Nesta tese nós estudamos diversos aspectos do problema de seleção de variáveis.
No Capítulo 2, comparamos duas metodologias para regressão linear:
Autometrics, que é uma abordagem geral para específico (GETS) baseada em
testes estatísticos, e LASSO, um método de regularização. Diferentes cenários
foram contemplados para a comparação no experimento de simulação, variando o
tamanho da amostra, o número de variáveis relevantes e o número de variáveis
candidatas. Em uma aplicação a dados reais, os métodos foram comparados para a
previsão do PIB dos EUA. No Capítulo 3, introduzimos uma metodologia para
seleção de variáveis em modelos regressivos e autoregressivos de transição suave
(STR e STAR) baseada na regularização do LASSO. Apresentamos uma
abordagem direta e uma escalonada (stepwise). Ambos os métodos foram testados
com exercícios de simulação exaustivos e uma aplicação a dados genéticos.
Finalmente, no Capítulo 4, propomos um critério de mínimos quadrados
penalizado baseado na penalidade l1 do LASSO e no CVaR (Conditional Value
at Risk) dos erros da regressão out-of-sample.
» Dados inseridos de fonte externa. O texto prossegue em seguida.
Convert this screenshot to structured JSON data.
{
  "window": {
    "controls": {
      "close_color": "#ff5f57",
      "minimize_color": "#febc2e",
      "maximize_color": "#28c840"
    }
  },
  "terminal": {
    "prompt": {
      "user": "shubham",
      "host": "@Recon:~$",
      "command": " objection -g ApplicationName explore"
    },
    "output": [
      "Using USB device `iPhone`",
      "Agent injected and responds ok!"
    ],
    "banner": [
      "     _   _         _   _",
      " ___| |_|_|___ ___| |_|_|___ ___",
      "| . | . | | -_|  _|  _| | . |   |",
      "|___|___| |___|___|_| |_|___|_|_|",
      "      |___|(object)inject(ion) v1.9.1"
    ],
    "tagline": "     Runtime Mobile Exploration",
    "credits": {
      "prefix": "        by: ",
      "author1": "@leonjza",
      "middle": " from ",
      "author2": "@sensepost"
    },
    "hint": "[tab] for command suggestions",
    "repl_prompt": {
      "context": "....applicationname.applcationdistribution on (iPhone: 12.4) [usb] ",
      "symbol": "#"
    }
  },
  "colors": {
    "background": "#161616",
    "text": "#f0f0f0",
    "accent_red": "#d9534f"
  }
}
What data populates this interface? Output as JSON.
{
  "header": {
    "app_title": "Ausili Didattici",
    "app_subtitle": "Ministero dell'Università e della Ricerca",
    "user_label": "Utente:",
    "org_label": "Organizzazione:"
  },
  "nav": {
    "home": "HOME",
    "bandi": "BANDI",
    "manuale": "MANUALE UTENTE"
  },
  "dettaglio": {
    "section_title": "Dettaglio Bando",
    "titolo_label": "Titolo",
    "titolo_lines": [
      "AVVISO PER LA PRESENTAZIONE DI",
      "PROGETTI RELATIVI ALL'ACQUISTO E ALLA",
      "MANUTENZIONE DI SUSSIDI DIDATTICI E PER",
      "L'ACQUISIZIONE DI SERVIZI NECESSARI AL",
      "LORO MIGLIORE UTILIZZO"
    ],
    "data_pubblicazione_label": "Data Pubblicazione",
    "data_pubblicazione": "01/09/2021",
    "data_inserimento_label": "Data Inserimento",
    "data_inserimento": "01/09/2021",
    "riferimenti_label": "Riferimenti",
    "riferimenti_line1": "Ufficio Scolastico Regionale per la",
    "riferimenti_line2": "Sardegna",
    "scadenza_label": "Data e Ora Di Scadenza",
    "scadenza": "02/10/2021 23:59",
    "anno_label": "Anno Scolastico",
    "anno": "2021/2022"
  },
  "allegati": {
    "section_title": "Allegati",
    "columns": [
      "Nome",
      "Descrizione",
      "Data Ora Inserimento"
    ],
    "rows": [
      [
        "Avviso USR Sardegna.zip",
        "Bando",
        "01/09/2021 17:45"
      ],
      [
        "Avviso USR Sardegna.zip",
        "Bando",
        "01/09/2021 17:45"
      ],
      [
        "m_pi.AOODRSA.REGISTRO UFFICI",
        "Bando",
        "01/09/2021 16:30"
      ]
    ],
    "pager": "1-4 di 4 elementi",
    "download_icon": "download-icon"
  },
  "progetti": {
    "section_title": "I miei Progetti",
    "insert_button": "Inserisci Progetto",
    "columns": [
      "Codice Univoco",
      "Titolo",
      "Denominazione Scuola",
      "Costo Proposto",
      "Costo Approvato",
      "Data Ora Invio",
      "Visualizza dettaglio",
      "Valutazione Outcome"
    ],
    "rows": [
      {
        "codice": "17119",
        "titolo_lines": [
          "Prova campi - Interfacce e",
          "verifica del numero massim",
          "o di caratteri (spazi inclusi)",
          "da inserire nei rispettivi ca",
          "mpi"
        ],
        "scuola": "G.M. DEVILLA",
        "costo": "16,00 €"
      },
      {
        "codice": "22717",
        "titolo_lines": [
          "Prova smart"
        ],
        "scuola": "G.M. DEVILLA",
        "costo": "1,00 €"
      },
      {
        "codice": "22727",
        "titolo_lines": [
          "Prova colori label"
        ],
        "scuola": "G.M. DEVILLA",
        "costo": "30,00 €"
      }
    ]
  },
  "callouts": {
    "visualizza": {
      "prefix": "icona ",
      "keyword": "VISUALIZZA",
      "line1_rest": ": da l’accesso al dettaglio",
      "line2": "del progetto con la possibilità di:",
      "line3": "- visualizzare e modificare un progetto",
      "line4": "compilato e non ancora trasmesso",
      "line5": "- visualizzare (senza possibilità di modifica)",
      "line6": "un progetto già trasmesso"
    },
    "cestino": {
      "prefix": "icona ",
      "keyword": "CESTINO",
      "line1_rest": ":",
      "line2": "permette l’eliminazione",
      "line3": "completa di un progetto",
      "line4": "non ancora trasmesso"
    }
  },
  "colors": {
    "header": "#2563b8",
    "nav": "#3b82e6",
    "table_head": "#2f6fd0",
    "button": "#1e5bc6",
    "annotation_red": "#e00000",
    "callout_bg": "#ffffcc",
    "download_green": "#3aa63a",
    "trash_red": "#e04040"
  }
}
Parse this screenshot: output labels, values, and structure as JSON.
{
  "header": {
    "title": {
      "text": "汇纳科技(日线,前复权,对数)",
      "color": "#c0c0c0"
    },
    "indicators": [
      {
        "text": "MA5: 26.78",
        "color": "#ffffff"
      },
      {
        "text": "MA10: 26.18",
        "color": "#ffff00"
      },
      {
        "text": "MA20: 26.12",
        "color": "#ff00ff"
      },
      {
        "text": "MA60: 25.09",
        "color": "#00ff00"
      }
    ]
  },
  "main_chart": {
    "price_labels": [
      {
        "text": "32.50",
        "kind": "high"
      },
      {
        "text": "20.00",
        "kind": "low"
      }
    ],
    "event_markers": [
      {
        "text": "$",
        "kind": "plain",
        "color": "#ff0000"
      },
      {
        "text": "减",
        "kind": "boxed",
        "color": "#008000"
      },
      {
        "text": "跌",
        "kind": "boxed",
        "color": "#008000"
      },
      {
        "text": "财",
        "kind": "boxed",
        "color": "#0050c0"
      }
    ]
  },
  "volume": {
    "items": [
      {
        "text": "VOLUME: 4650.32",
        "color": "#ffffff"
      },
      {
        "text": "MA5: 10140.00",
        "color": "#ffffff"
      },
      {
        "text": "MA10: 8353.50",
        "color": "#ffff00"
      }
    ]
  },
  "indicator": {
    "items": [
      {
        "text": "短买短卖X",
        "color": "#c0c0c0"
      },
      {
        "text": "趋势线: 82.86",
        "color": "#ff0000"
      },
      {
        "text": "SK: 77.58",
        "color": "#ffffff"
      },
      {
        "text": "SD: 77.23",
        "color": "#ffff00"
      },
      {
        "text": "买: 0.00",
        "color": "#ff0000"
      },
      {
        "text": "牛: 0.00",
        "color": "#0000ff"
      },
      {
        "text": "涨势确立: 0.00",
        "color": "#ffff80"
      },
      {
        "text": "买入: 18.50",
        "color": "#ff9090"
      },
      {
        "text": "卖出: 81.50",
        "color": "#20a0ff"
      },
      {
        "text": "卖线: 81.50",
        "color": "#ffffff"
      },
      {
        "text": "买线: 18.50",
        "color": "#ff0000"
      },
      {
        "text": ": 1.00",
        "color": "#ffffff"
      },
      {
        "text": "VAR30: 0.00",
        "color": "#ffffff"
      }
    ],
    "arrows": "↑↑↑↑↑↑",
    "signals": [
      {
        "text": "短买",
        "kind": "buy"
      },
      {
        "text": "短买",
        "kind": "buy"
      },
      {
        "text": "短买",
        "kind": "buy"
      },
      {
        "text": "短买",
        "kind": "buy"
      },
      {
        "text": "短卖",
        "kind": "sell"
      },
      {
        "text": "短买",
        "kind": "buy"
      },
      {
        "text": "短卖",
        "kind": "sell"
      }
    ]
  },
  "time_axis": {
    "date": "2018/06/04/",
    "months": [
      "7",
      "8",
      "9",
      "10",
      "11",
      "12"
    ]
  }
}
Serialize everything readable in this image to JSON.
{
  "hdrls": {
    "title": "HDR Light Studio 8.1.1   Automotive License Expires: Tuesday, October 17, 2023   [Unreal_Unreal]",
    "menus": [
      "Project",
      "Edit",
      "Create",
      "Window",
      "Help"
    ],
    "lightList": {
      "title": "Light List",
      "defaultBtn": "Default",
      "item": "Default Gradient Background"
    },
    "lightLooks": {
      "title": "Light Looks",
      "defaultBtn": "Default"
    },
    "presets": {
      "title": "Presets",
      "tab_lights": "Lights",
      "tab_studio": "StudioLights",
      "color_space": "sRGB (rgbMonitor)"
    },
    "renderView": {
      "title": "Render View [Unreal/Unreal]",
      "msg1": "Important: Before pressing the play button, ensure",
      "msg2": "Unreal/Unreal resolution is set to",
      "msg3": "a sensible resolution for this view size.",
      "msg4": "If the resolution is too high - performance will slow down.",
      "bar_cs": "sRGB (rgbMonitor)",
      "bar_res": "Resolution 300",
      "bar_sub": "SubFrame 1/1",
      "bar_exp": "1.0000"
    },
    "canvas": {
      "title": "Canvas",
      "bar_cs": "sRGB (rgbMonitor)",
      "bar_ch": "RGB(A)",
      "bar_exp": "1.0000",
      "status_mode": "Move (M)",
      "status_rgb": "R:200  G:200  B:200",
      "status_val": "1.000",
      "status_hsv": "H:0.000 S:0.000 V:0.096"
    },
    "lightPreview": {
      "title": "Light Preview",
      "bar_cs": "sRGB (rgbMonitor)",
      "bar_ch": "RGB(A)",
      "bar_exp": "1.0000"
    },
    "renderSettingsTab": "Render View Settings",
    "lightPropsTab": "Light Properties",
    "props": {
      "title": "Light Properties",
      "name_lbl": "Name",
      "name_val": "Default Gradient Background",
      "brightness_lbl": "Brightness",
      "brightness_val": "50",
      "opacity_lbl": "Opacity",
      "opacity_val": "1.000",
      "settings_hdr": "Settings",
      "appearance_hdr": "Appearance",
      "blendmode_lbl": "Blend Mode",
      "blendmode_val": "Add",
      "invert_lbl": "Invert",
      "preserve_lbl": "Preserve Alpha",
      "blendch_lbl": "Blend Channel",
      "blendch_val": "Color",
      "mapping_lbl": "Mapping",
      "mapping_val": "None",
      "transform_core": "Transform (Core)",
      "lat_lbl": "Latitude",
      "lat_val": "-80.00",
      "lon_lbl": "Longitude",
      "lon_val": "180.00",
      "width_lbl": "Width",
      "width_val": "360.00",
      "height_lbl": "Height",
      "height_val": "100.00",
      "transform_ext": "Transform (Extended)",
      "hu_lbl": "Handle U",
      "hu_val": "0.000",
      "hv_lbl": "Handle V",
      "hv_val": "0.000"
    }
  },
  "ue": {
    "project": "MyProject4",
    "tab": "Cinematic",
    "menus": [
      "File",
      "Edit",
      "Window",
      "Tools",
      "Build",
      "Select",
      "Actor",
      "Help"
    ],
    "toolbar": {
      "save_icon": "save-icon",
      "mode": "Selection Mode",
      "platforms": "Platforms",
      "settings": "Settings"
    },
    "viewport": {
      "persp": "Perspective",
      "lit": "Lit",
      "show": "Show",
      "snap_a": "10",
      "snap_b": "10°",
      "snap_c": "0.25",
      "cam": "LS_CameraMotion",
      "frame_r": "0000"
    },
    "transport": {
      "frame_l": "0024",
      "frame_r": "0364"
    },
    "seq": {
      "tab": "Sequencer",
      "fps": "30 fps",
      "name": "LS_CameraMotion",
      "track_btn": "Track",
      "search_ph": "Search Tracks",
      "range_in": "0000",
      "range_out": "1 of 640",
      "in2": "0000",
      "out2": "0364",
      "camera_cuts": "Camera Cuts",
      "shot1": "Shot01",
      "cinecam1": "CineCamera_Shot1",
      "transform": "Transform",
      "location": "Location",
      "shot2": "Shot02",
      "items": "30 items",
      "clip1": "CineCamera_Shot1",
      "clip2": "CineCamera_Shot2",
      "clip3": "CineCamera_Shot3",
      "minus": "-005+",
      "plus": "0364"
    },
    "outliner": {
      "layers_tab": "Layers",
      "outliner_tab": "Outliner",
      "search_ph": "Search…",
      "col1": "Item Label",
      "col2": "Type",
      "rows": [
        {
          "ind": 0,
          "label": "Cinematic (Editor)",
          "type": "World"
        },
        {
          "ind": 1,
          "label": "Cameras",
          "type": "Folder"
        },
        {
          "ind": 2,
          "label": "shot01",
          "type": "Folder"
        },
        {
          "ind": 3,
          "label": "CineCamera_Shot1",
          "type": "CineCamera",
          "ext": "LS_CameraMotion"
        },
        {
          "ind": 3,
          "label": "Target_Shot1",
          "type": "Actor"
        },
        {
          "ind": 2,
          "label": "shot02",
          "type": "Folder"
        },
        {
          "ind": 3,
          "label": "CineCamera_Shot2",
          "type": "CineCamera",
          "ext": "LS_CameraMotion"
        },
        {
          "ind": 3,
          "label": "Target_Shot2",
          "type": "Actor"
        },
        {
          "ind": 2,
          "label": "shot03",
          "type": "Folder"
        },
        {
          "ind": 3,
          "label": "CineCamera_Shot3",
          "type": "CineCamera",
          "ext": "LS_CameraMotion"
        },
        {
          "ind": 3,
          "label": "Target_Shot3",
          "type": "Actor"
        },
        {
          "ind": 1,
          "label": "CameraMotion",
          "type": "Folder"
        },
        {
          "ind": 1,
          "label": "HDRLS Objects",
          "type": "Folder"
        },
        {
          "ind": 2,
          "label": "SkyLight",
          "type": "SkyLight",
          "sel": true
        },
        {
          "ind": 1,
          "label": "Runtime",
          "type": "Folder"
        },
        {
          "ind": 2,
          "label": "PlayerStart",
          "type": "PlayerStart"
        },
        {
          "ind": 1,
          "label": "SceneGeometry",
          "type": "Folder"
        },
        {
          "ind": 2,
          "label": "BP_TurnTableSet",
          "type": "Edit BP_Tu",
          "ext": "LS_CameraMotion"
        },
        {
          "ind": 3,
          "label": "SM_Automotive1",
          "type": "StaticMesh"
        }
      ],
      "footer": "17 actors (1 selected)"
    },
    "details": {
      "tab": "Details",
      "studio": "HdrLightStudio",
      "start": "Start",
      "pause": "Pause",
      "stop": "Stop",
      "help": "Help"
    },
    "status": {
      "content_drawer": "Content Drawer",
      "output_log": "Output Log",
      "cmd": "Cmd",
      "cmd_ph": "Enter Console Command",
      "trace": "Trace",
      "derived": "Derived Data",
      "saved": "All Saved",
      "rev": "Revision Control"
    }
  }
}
Este é um problema de otimização
quadrática resolvido pelo método de pontos interiores. Em um estudo de
simulação usando modelos de regressão linear, mostra-se que o método proposto
apresenta performance superior a do LASSO quando os dados são contaminados
por outliers, mostrando ser um método robusto de estimação e seleção de
variáveis. / [en] Variable selection in statistical models is an important problem, for which
many different solutions have been proposed. Traditionally, one can choose the
set of explanatory variables using information criteria or prior information, but the
total number of models to evaluate increases exponentially as the number of
candidate variables increases. One additional problem is the presence of more
candidate variables than observations. In this thesis we study several aspects of
the variable selection problem. First, we compare two procedures for linear
regression: Autometrics, which is a general-to-specific (GETS) approach based on
statistical tests, and LASSO, a shrinkage method. Different scenarios were
contemplated for the comparison in a simulation experiment, varying the sample
size, the number of relevant variables and the number of candidate variables. In a
real data application, we compare the methods for GDP forecasting. In a second
part, we introduce a variable selection methodology for smooth transition
regressive (STR) and autoregressive (STAR) models based on LASSO
regularization. We present a direct and a stepwise approach. Both methods are
tested with extensive simulation exercises and an application to genetic data.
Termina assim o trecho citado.